Belle d’indignation, elle marcha vers la porte et sortit laissant René atterré.

— Eh bien ! en voilà une algarade ! bégaya-t-il.

— Absolument méritée ! articula Mme d’Aureilhan pourpre de colère. A-t-on jamais vu heurter si sottement les idées et les affections de quelqu’un ?… Si c’est comme cela que tu t’y prends pour plaire à Huguette !… Mon pauvre garçon, j’ai bien peur que tu ne sois qu’un imbécile !…

Et, exaspérée, brusquement elle lui tourna le dos.

Ce soir-là encore, Huguette, une fois seule chez elle, se sentit submergée de détresse.

Mais, l’excès de cette douleur évoqua un rapprochement.

Avec une indicible douceur, Huguette se rappela. Elle entendit de nouveau la voix mâle qui, cet après-midi, disait éloquemment pourquoi il faut qu’on soit quelquefois un intrus parmi les siens.

Elle revit le tendre rayonnement des sombres prunelles bleues.

Et elle se retrouva vaillante, fière de souffrir la noble souffrance qu’un autre avait connue.

C’était, à son insu, toute sa jeunesse qui palpitait en elle, — l’éternelle Jeunesse confiante en la vie, transportée de mystérieuse espérance.

Elle sourit, heureuse.

N’avait-elle pas un ami, désormais un frère d’âme ?
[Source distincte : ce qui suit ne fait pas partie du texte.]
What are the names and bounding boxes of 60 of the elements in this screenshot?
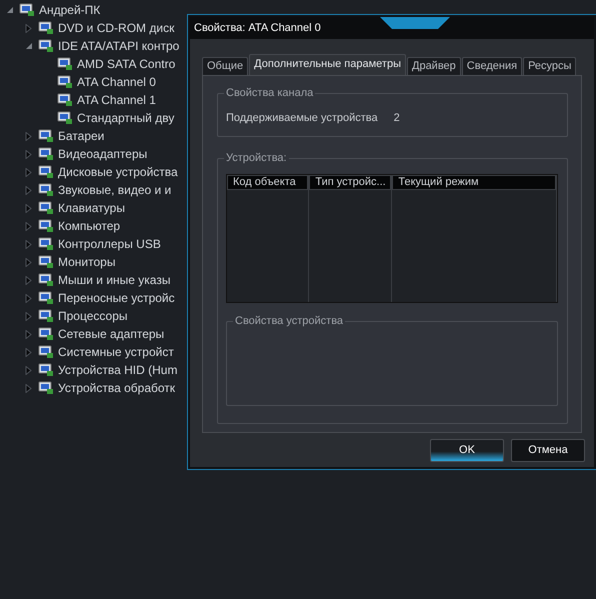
device-icon xyxy=(57,57,73,71)
device-icon xyxy=(38,201,54,215)
device-icon xyxy=(19,3,35,17)
device-icon xyxy=(38,147,54,161)
device-icon xyxy=(38,183,54,197)
device-icon xyxy=(38,129,54,143)
field-value: 2 xyxy=(394,111,400,126)
device-icon xyxy=(38,165,54,179)
cancel-button[interactable]: Отмена xyxy=(511,439,585,462)
device-icon xyxy=(38,327,54,341)
tree-item-label[interactable]: Процессоры xyxy=(58,307,128,325)
tree-item-label[interactable]: ATA Channel 1 xyxy=(77,91,156,109)
ok-button[interactable]: OK xyxy=(430,439,504,462)
device-icon xyxy=(38,345,54,359)
tree-item-label[interactable]: Батареи xyxy=(58,127,104,145)
device-icon xyxy=(38,21,54,35)
tree-item-label[interactable]: Системные устройст xyxy=(58,343,174,361)
tree-item-label[interactable]: Клавиатуры xyxy=(58,199,125,217)
device-icon xyxy=(38,291,54,305)
tree-item-label[interactable]: Переносные устройс xyxy=(58,289,175,307)
tree-item-label[interactable]: Сетевые адаптеры xyxy=(58,325,164,343)
device-icon xyxy=(38,219,54,233)
group-title: Свойства устройства xyxy=(233,314,346,328)
tree-item-label[interactable]: Стандартный дву xyxy=(77,109,174,127)
device-icon xyxy=(38,381,54,395)
tab[interactable]: Дополнительные параметры xyxy=(249,54,406,75)
tree-item-label[interactable]: IDE ATA/ATAPI контро xyxy=(58,37,180,55)
tree-item-label[interactable]: Дисковые устройства xyxy=(58,163,178,181)
tree-item-label[interactable]: ATA Channel 0 xyxy=(77,73,156,91)
device-icon xyxy=(57,75,73,89)
device-icon xyxy=(38,237,54,251)
device-icon xyxy=(38,363,54,377)
tab[interactable]: Общие xyxy=(202,57,248,75)
tree-item-label[interactable]: Мониторы xyxy=(58,253,116,271)
window-title: Свойства: ATA Channel 0 xyxy=(194,20,321,36)
group-title: Устройства: xyxy=(224,151,289,165)
device-icon xyxy=(38,309,54,323)
tab[interactable]: Драйвер xyxy=(407,57,461,75)
tab[interactable]: Сведения xyxy=(462,57,522,75)
device-icon xyxy=(38,255,54,269)
title-bar-notch xyxy=(380,17,450,29)
tree-item-label[interactable]: Звуковые, видео и и xyxy=(58,181,172,199)
tree-item-label[interactable]: Устройства HID (Hum xyxy=(58,361,178,379)
tree-item-label[interactable]: Видеоадаптеры xyxy=(58,145,148,163)
tree-item-label[interactable]: DVD и CD-ROM диск xyxy=(58,19,174,37)
device-icon xyxy=(57,93,73,107)
column-header[interactable]: Текущий режим xyxy=(392,175,556,190)
tree-item-label[interactable]: Мыши и иные указы xyxy=(58,271,170,289)
device-icon xyxy=(57,111,73,125)
tree-item-label[interactable]: Устройства обработк xyxy=(58,379,176,397)
column-header[interactable]: Тип устройс... xyxy=(309,175,392,190)
device-icon xyxy=(38,39,54,53)
column-header[interactable]: Код объекта xyxy=(227,175,308,190)
tab[interactable]: Ресурсы xyxy=(523,57,576,75)
tree-item-label[interactable]: Компьютер xyxy=(58,217,120,235)
field-label: Поддерживаемые устройства xyxy=(226,111,378,126)
tree-item-label[interactable]: Контроллеры USB xyxy=(58,235,161,253)
tree-item-label[interactable]: AMD SATA Contro xyxy=(77,55,176,73)
device-icon xyxy=(38,273,54,287)
tree-item-label[interactable]: Андрей-ПК xyxy=(39,1,100,19)
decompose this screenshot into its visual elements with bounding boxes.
Elle s’endormit, ce divin sourire aux lèvres, d’un sommeil ineffable où son cœur veillait et chantait…


IV


Ce jour d’octobre, Huguette servait le café sur la terrasse qui régnait tout le long du château.

C’était l’automne méridional avec sa non pareille séduction et son incomparable splendeur.

Comme si elle eût participé à la joie ambiante, Huguette, alerte et gaie, s’acquittait de ses gracieuses fonctions avec un charme nouveau.

C’est que l’amour est un grand enchanteur qui transfigure tous ceux qu’il touche.

Huguette ne croyait pas aimer, — elle n’en était pas loin, — mais chaque rencontre lui prouvait qu’elle avait inspiré un de ces sentiments profonds qui sont l’orgueil d’une femme, et cette certitude suffisait à l’envelopper d’une gloire.

Les hôtes du château subissaient l’attraction de ce rayonnement sans pouvoir soupçonner la cause intime d’où il émanait.

Ils la regardaient, y compris M. et Mme d’Aureilhan, avec ce plaisir attendri qu’inspire ce qui est jeune et beau, ce qui captive le cœur en même temps que les yeux.

Ce sentiment, néanmoins, s’amoindrissait d’une restriction chez deux des personnes présentes.

Il y avait là seulement M. le notaire Pranzac et sa femme, Mme de Lavardens et René.

Tous quatre avaient « dîné » au château selon le terme accoutumé qui, dans tout le sud-ouest de la France, désigne le repas du midi.